91Ó°ÊÓ

Partial derivatives are an essential component in calculus that extend the concept of a derivative to functions of multiple variables. They are useful to find how a function changes with respect to one variable, keeping others constant. In the given exercise, we are dealing with a function of multiple variables through substitutions for variables \( u \), \( v \), and \( w \).

To find the partial derivative \( \frac{\partial Y}{\partial r} \), you first break down the impact of \( r \) on \( Y \) via the intermediary variables \( u, v, \) and \( w \). For example:

• \( \frac{\partial u}{\partial r} \) tells us how \( u = r + s \) changes as \( r \) changes
• \( \frac{\partial v}{\partial r} \) and \( \frac{\partial w}{\partial r} \) show us the effect \( r \) has on \( v = s + t \) and \( w = t + r \), respectively.

Once these partial derivatives are determined, they are combined using the chain rule to find the overall impact of \( \frac{\partial Y}{\partial r} \) on the function. This same approach is repeated for \( \frac{\partial Y}{\partial s} \) and \( \frac{\partial Y}{\partial t} \), providing a comprehensive look at how each variable influences the function separately.

Multivariable calculus is all about dealing with functions that have more than one variable. It's like an expansion of single-variable calculus, tackling the challenges that come with the added complexity of multiple dimensions. In this exercise, the function \( Y = w \tan^{-1}(uv) \) is initially defined with substitute variables \( u, v, \) and \( w \), each of which depends on \( r, s, t \).

When working in multivariable calculus, you'll explore how small changes in each of these variables affect the entire function.
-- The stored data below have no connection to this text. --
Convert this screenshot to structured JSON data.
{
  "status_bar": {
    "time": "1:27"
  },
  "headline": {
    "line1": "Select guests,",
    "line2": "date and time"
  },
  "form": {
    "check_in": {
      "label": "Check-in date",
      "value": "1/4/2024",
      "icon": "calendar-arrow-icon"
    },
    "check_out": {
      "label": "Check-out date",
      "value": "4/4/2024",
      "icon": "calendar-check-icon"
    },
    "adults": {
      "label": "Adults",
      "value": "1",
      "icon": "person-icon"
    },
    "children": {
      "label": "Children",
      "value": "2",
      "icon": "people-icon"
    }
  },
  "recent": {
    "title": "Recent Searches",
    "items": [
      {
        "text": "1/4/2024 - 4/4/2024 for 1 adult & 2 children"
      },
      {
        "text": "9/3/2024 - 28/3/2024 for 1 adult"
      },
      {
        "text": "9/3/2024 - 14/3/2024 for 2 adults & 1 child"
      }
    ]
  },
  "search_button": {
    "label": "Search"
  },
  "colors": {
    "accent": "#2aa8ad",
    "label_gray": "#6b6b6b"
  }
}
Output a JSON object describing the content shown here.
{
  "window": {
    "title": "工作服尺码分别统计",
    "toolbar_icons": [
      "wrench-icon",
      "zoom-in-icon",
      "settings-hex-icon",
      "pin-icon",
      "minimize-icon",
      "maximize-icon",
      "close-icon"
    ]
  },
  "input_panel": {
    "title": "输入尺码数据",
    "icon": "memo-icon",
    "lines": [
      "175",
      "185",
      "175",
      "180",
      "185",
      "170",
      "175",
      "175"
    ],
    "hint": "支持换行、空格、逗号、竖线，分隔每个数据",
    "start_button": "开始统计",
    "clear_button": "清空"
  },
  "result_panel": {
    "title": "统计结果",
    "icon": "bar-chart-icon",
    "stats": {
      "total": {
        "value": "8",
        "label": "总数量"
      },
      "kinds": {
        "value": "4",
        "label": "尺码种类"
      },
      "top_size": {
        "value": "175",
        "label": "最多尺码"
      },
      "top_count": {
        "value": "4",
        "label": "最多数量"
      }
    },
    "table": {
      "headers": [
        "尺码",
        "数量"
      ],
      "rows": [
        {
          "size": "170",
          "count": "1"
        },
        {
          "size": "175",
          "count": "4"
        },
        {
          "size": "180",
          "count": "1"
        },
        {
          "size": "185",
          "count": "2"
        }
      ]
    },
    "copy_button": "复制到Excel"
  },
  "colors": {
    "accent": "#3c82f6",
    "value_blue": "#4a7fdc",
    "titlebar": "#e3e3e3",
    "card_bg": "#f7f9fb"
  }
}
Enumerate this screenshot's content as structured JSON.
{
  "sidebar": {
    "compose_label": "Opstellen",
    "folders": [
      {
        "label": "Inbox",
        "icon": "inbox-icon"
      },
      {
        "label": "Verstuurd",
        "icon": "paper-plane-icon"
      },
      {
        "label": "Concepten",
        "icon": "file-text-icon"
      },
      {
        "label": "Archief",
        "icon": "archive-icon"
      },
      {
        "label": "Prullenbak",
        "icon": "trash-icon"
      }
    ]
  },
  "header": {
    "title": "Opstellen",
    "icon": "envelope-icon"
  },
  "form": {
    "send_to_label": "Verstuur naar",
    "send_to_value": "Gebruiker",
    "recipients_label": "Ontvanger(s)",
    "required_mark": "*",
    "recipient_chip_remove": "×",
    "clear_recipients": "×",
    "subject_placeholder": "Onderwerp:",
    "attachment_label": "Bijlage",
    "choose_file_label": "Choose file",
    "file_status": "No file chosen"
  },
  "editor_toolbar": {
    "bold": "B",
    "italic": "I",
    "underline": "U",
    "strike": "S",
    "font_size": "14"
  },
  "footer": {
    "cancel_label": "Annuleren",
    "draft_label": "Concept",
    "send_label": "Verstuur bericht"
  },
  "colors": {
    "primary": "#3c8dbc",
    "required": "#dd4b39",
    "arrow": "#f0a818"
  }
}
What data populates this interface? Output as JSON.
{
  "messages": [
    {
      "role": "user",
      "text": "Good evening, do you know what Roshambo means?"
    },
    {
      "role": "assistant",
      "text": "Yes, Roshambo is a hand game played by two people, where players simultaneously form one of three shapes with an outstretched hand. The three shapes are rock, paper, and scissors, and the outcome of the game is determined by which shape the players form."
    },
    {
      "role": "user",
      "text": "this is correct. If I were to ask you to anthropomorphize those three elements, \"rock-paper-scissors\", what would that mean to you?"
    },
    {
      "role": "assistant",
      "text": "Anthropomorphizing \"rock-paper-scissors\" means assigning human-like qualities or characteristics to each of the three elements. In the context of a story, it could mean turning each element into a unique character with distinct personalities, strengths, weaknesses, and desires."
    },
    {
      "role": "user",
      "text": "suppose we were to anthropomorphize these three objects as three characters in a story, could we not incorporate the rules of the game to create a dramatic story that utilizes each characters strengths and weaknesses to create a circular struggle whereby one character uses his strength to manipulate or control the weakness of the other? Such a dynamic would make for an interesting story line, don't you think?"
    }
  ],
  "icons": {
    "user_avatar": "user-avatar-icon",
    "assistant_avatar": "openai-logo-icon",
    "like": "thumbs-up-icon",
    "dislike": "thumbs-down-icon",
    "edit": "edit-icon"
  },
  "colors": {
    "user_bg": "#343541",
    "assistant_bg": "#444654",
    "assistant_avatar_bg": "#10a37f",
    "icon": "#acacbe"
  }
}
You often do this by looking at directional changes in space, understanding not just the magnitude but also the direction of changes. Using derivatives in all possible directions is what enables you to grasp the behavior of such complex functions. This type of calculus requires grasping concepts like partial derivatives, gradient vectors, and the chain rule, which are pivotal for tackling real-world problems with multiple inputs, like those seen in this exercise.

Implicit differentiation is a technique used when the function you need to differentiate is not given explicitly in terms of one variable. This often happens in multivariable functions where variables are intricately linked. In the provided exercise, even though \( Y \) depends on \( u,v, \) and \( w \), these variables are themselves functions of \( r, s, \) and \( t \).

Using implicit differentiation along with the chain rule, we handle these indirect dependencies effectively. When finding \( \frac{\partial Y}{\partial r} \), for instance, you need to differentiate \( Y \) in terms of \( u \) or \( w \), considering their dependence on \( r \).

• First, compute derivatives of \( Y \) with respect to \( u, v, \) and \( w \).
• Then, calculate how each of these intermediary variables relates back to \( r, s, \) or \( t \).
• Finally, apply the chain rule to bring it all together.

This approach allows you to explore the hidden relationships between variables and take derivatives, even if expressing \( Y \) in explicit terms of \( r, s, \) or \( t \) is complex or infeasible.